Este é o conceito por trás do Cerebral Hut, uma instalação feita pelo arquiteto turco Guvenc Ozel. A cabana, que é formada por dez painéis hexagonais programados para expandir e contrair de acordo com os comandos, foi parte de uma demonstração na última Bienal de Istambul  Ozel comprou um leitor de ondas cerebrais comercialmente disponível – como o NeuroSky – e escreveu um script que transforma a ação cerebral em sinais de movimentos para os paineis. Posicionados abaixo de uma meia-parede curva, os visitantes podiam controlar o tamanho dos painéis e o ritmo da deformação simplesmente concentrando-se e piscando.



É um exemplo grosseiro de onde a ciência do cérebro e a arquitetura poderiam se cruzar com a evolução da tecnologia de sensores. “Nós tradicionalmente assumimos que o ambiente construído, seja na arquitetura ou escala urbana, influencia a nossa psique”, explica Ozel. “E se pudermos reverter essa relação? E se uma arquitetura cinética puder estabelecer uma conexão direta entre os pensamentos do usuário para reconfigurar seus limites físicos?”

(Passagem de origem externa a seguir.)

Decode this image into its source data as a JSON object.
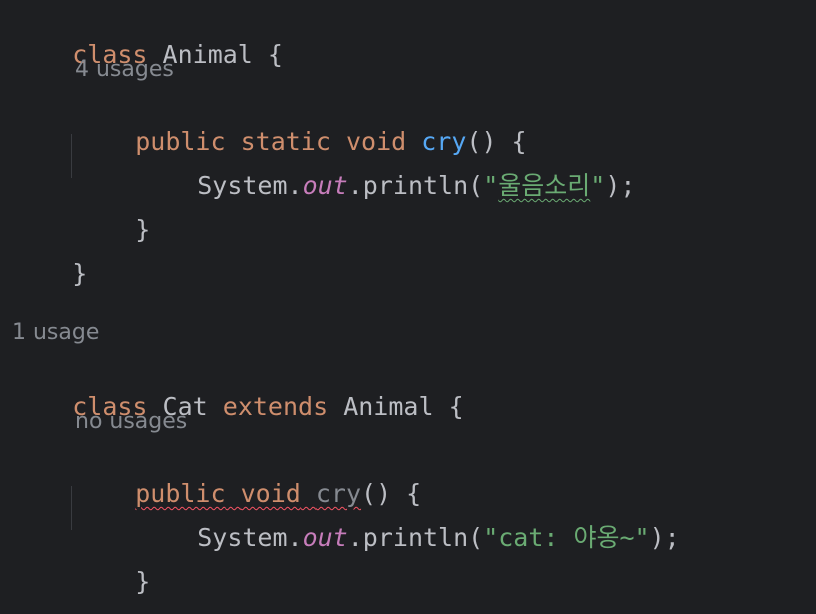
{
  "code": {
    "l1": {
      "kw": "class",
      "name": "Animal",
      "brace": "{"
    },
    "hint1": "4 usages",
    "l2": {
      "kw1": "public",
      "kw2": "static",
      "kw3": "void",
      "fn": "cry",
      "rest": "() {"
    },
    "l3": {
      "obj": "System.",
      "field": "out",
      "call": ".println(",
      "q1": "\"",
      "str": "울음소리",
      "q2": "\"",
      "end": ");"
    },
    "l4": {
      "brace": "}"
    },
    "l5": {
      "brace": "}"
    },
    "hint2": "1 usage",
    "l6": {
      "kw1": "class",
      "name": "Cat",
      "kw2": "extends",
      "parent": "Animal",
      "brace": "{"
    },
    "hint3": "no usages",
    "l7": {
      "kw1": "public",
      "kw2": "void",
      "fn": "cry",
      "rest": "() {"
    },
    "l8": {
      "obj": "System.",
      "field": "out",
      "call": ".println(",
      "str": "\"cat: 야옹~\"",
      "end": ");"
    },
    "l9": {
      "brace": "}"
    },
    "l10": {
      "brace": "}"
    }
  },
  "colors": {
    "background": "#1e1f22",
    "keyword": "#cf8e6d",
    "function": "#56a8f5",
    "field": "#c77dbb",
    "string": "#6aab73",
    "hint": "#868a91",
    "error": "#f75464"
  }
}
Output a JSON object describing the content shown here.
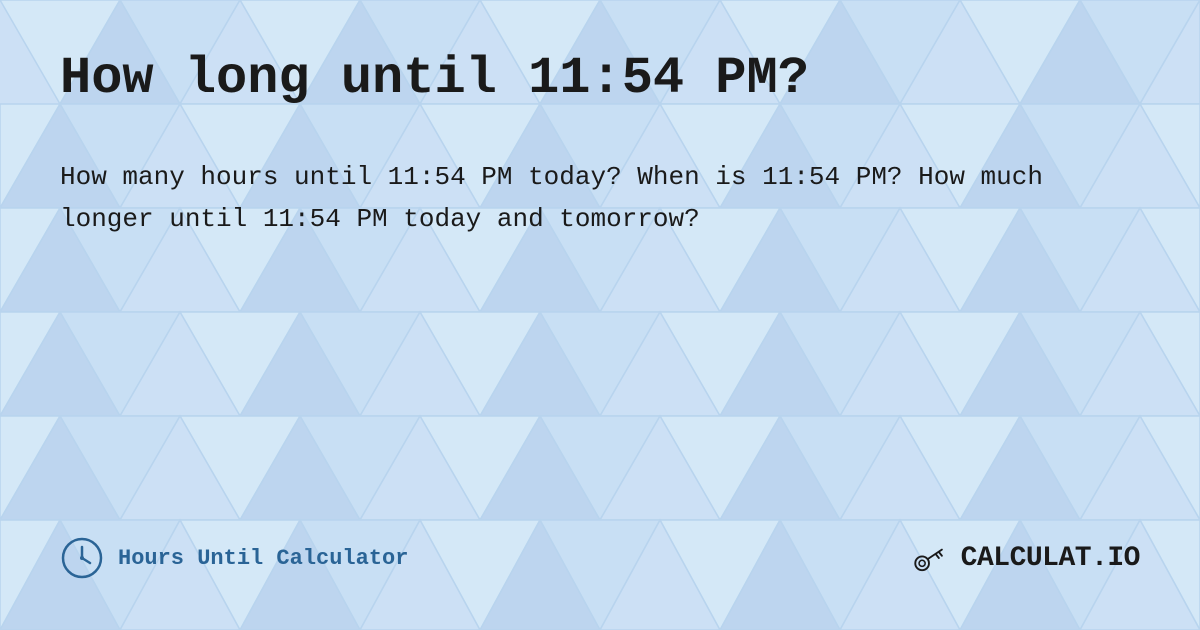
{
  "page": {
    "title": "How long until 11:54 PM?",
    "description": "How many hours until 11:54 PM today? When is 11:54 PM? How much longer until 11:54 PM today and tomorrow?",
    "footer": {
      "left_label": "Hours Until Calculator",
      "right_brand": "CALCULAT.IO"
    },
    "background_color": "#d6e8f7",
    "text_color": "#1a1a1a",
    "accent_color": "#2a6496"
  }
}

Neurologistas e arquitetos há muito tempo são atraídos uns pela profissão dos outros – existe até um instituto dedicado a sua união – mas, até recentemente, as pesquisas de como a arquitetura afeta diretamente o cérebro (e vice-versa) estava limitada pela tecnologia que é um tanto desajeitada e muito cara. Agora estamos entrando em uma era em que o hardware está fazendo possível para designers com uma mínima experiência em cada um dos campos para experimentar a intersecção do cérebro e de construções. [The Dish]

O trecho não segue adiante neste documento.